Le paludisme tue chaque année près de 2 millions d'individus en Afrique, dont 90% sont des enfants. Dans ce continent, 40% des dépenses de santé publique sont destinées au traitement du paludisme.

Certains pays africains ont connu une recrudescence du nombre de cas de paludisme. Notamment le Burundi, avec 2 millions de cas officiellement recensés en 1999, contre 200.000 dix ans plus tôt. En octobre 2000, une épidémie de paludisme d'une ampleur sans précédent toucha 6 des 16 provinces du pays. Elle durera plus de six mois et plus de 3 millions de cas seront recensés à l'échelle du pays (qui compte 6.6 millions d'habitants).

Au Rwanda 1,2 million de cas de paludisme sont recensés chaque année. Le paludisme est la première cause de mortalité, et celle-ci est particulièrement élevée chez les enfants en bas âge. Le paludisme est endémique dans de nombreuses régions.

En Ouganda on estime à 5.3 millions le nombre de cas de paludisme, pour une population de 21.1 millions de personnes. Dans l'hôpital de district de Bundi Bugyo, à l'est du pays, près de la frontière de la RDC, 60% des hospitalisations dans le service pédiatrique sont liées au paludisme. Le paludisme représente ainsi la première cause d'hospitalisation des enfants et la première cause de décès à l'hôpital.

En Tanzanie, le paludisme est la première cause de morbidité et de mortalité: 16 millions de cas de paludisme recensés par an – c'est la première cause de morbidité et mortalité dans le pays.
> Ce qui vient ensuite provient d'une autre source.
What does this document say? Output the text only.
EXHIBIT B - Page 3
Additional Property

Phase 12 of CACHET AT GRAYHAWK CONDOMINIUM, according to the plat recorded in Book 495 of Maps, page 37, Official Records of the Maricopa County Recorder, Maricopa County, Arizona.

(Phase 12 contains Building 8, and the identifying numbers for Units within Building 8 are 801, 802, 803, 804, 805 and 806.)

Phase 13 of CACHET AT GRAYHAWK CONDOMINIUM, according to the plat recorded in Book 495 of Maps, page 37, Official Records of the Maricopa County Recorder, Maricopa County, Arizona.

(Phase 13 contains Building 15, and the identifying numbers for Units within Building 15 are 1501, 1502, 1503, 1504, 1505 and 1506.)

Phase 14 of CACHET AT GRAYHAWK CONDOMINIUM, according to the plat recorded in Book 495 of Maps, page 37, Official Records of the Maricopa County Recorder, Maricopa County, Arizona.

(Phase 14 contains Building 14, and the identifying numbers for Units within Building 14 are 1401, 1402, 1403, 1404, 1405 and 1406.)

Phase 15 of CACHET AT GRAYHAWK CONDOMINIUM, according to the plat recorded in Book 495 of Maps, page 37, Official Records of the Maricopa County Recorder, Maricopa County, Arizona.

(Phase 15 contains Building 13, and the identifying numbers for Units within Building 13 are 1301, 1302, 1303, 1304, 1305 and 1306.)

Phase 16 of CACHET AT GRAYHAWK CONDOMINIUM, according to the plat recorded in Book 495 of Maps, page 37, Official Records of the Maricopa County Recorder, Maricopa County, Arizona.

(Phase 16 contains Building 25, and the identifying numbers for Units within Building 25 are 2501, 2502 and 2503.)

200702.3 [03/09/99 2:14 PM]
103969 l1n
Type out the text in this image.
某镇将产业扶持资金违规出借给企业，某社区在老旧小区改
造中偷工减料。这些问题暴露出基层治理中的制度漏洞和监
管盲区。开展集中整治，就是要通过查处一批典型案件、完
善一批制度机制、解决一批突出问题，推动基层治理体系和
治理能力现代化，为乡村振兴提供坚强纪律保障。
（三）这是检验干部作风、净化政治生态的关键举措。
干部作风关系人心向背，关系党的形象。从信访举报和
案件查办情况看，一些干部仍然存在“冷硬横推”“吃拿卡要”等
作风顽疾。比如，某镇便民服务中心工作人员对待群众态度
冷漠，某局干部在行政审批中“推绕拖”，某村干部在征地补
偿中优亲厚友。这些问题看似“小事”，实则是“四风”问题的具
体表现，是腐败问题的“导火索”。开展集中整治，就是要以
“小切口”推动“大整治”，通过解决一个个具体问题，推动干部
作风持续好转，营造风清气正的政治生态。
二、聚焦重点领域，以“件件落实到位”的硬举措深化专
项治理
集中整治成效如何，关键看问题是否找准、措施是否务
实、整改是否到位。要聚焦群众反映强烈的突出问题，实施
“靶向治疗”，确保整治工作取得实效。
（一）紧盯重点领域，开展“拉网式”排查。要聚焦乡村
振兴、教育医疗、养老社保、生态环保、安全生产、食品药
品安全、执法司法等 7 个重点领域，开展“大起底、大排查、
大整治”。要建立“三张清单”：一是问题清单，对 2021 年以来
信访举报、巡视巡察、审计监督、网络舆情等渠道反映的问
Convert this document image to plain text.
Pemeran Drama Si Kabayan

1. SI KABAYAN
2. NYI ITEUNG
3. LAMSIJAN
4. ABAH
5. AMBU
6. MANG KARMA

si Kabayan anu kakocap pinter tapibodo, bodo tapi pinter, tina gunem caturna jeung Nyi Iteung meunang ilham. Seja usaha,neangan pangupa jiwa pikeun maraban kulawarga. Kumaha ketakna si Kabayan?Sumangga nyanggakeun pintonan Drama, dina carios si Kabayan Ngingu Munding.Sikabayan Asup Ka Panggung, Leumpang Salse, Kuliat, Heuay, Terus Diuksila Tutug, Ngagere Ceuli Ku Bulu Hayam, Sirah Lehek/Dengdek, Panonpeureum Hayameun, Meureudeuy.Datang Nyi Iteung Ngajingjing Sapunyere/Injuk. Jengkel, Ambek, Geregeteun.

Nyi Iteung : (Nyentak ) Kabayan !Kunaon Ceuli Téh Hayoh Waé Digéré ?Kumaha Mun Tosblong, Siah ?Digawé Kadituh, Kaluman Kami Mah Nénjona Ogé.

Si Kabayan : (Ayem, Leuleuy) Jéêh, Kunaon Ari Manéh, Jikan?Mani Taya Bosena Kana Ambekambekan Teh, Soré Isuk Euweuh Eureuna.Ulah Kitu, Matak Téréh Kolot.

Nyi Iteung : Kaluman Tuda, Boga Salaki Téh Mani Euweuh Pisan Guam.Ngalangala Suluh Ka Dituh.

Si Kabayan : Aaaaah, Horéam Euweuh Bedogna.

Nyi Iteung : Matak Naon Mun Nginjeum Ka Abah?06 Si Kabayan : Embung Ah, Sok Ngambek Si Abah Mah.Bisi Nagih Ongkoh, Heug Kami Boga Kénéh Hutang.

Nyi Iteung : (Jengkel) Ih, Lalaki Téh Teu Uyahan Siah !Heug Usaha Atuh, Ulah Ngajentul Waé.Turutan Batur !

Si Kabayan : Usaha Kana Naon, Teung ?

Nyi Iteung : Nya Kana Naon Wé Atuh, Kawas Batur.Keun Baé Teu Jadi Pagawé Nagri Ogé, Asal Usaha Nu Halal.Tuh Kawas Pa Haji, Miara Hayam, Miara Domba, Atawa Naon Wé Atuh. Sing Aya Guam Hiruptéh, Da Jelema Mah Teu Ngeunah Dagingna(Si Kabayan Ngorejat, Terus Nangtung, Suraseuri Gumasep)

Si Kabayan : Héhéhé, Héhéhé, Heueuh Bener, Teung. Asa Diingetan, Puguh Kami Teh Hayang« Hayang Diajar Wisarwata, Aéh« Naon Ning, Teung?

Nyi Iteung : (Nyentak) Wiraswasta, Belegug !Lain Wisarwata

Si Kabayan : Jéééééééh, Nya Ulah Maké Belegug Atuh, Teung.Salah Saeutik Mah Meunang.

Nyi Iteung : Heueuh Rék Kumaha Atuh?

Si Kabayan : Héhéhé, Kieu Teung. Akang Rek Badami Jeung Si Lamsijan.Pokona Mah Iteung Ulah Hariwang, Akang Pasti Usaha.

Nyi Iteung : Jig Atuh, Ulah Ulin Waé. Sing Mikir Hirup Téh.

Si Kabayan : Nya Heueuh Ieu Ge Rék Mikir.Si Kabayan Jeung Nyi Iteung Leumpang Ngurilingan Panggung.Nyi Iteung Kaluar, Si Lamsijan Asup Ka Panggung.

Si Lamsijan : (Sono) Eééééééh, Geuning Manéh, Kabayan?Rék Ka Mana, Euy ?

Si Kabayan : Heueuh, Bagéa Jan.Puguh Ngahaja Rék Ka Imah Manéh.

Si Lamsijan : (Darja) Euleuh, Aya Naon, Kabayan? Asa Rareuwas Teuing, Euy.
On estime que 93.7% des 32,8 millions d'habitants risquent d'être affectés de cette maladie. 14 millions d'habitants (42% de la population totale) vivent dans des zones de transmission élevée pendant toute l'année. Ils développent en général un degré d'immunité qui les protègent partiellement de la maladie: les adultes ont habituellement des attaques sans symptômes apparents ou des attaques simples de courte durée. Mais les femmes enceintes et les enfants, qui n'ont pas eu le temps de développer une immunité, sont beaucoup plus vulnérables: les taux de mortalité sont élevés, ainsi que les risques d'anémie et de faible poids à la naissance.

Au Kenya, on estime à 8.2 millions le nombre de cas recensés, sur une population de 30 millions d'habitants. Le paludisme est la principale cause de consultation et d'admission dans les hôpitaux publics. Chaque année, 26.000 enfants de moins de 5 ans décèdent du paludisme, soit 72 enfants par jour.

En RD Congo, le paludisme tue 200.000 personnes, dont 40.000 enfants, chaque année. Une famille congolaise composée en moyenne de sept personnes aurait besoin d'environ 50 dollars par an pour traiter le paludisme.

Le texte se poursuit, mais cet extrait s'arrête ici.